Differentiated regional impacts of future meteorological changes and anthropogenic emission control on PM2.5 concentrations in China

Despite great progress in past decades, mitigating ambient fine particulate matter (PM_2.5) pollution remains a long-term task for China in protecting human health. Effective strategies must account for the impacts of future meteorological changes and anthropogenic emission variations, which vary substantially across regions and climate change scenarios. In this study, we assessed meteorological conditions, anthropogenic emissions, and PM_2.5 concentrations in 2060 in key regions in mainland China under various climate change scenarios by coupling an integrated assessment model and a regional meteorology/air quality dynamic downscaling simulation system. The results show that surface temperature and humidity are projected to increase across mainland China under all scenarios (SSP126, SSP245, SSP370, SSP585), while other meteorological factors vary by region and scenario. In the Jing-Jin-Ji and Fenwei Plain, meteorological changes are expected to worsen air pollution, leading to PM_2.5 increases of over 3.5 and 1.5 μg/m³, respectively. Conversely, meteorological changes are likely to reduce PM_2.5 in the Yangtze River Delta, Pearl River Delta, and Sichuan Basin in most scenarios.
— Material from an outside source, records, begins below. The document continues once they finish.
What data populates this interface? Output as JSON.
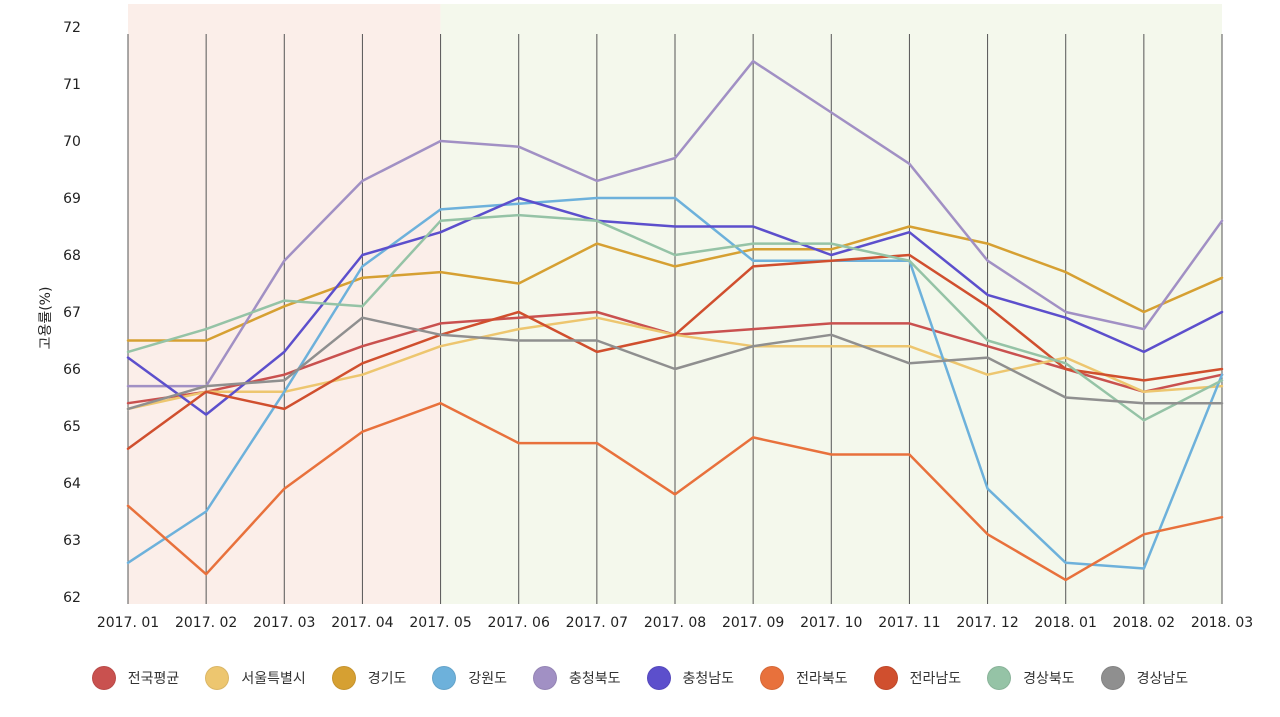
{
  "chart_data": {
    "type": "line",
    "title": "",
    "xlabel": "",
    "ylabel": "고용률(%)",
    "ylim": [
      62,
      72
    ],
    "yticks": [
      62,
      63,
      64,
      65,
      66,
      67,
      68,
      69,
      70,
      71,
      72
    ],
    "categories": [
      "2017. 01",
      "2017. 02",
      "2017. 03",
      "2017. 04",
      "2017. 05",
      "2017. 06",
      "2017. 07",
      "2017. 08",
      "2017. 09",
      "2017. 10",
      "2017. 11",
      "2017. 12",
      "2018. 01",
      "2018. 02",
      "2018. 03"
    ],
    "shaded_ranges": [
      {
        "from": "2017. 01",
        "to": "2017. 05",
        "color": "#fbeee9"
      },
      {
        "from": "2017. 05",
        "to": "2018. 03",
        "color": "#f4f8ec"
      }
    ],
    "grid": "vertical",
    "legend_position": "bottom",
    "series": [
      {
        "name": "전국평균",
        "color": "#c9514f",
        "values": [
          65.4,
          65.6,
          65.9,
          66.4,
          66.8,
          66.9,
          67.0,
          66.6,
          66.7,
          66.8,
          66.8,
          66.4,
          66.0,
          65.6,
          65.9
        ]
      },
      {
        "name": "서울특별시",
        "color": "#edc66f",
        "values": [
          65.3,
          65.6,
          65.6,
          65.9,
          66.4,
          66.7,
          66.9,
          66.6,
          66.4,
          66.4,
          66.4,
          65.9,
          66.2,
          65.6,
          65.7
        ]
      },
      {
        "name": "경기도",
        "color": "#d6a032",
        "values": [
          66.5,
          66.5,
          67.1,
          67.6,
          67.7,
          67.5,
          68.2,
          67.8,
          68.1,
          68.1,
          68.5,
          68.2,
          67.7,
          67.0,
          67.6
        ]
      },
      {
        "name": "강원도",
        "color": "#6db1db",
        "values": [
          62.6,
          63.5,
          65.6,
          67.8,
          68.8,
          68.9,
          69.0,
          69.0,
          67.9,
          67.9,
          67.9,
          63.9,
          62.6,
          62.5,
          65.9
        ]
      },
      {
        "name": "충청북도",
        "color": "#a190c4",
        "values": [
          65.7,
          65.7,
          67.9,
          69.3,
          70.0,
          69.9,
          69.3,
          69.7,
          71.4,
          70.5,
          69.6,
          67.9,
          67.0,
          66.7,
          68.6
        ]
      },
      {
        "name": "충청남도",
        "color": "#5c4fcc",
        "values": [
          66.2,
          65.2,
          66.3,
          68.0,
          68.4,
          69.0,
          68.6,
          68.5,
          68.5,
          68.0,
          68.4,
          67.3,
          66.9,
          66.3,
          67.0
        ]
      },
      {
        "name": "전라북도",
        "color": "#e8713c",
        "values": [
          63.6,
          62.4,
          63.9,
          64.9,
          65.4,
          64.7,
          64.7,
          63.8,
          64.8,
          64.5,
          64.5,
          63.1,
          62.3,
          63.1,
          63.4
        ]
      },
      {
        "name": "전라남도",
        "color": "#d04f2e",
        "values": [
          64.6,
          65.6,
          65.3,
          66.1,
          66.6,
          67.0,
          66.3,
          66.6,
          67.8,
          67.9,
          68.0,
          67.1,
          66.0,
          65.8,
          66.0
        ]
      },
      {
        "name": "경상북도",
        "color": "#95c3a6",
        "values": [
          66.3,
          66.7,
          67.2,
          67.1,
          68.6,
          68.7,
          68.6,
          68.0,
          68.2,
          68.2,
          67.9,
          66.5,
          66.1,
          65.1,
          65.8
        ]
      },
      {
        "name": "경상남도",
        "color": "#8f8f8f",
        "values": [
          65.3,
          65.7,
          65.8,
          66.9,
          66.6,
          66.5,
          66.5,
          66.0,
          66.4,
          66.6,
          66.1,
          66.2,
          65.5,
          65.4,
          65.4
        ]
      }
    ]
  }
}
The analysis of anthropogenic emission variations demonstrates that large anthropogenic emissions reductions will significantly decrease PM_2.5 concentrations in all key regions, but the extent of reductions varies due to regional differences in emission sources. Among key regions, the Pearl River Delta usually exhibits the smallest proportional reductions in emissions and the least decline in PM_2.5 concentration across various scenarios. The differentiated regional impact of meteorological changes and anthropogenic emission control on future PM_2.5 concentrations in China highlights the necessity of region-specific policies to mitigate future PM_2.5 pollution.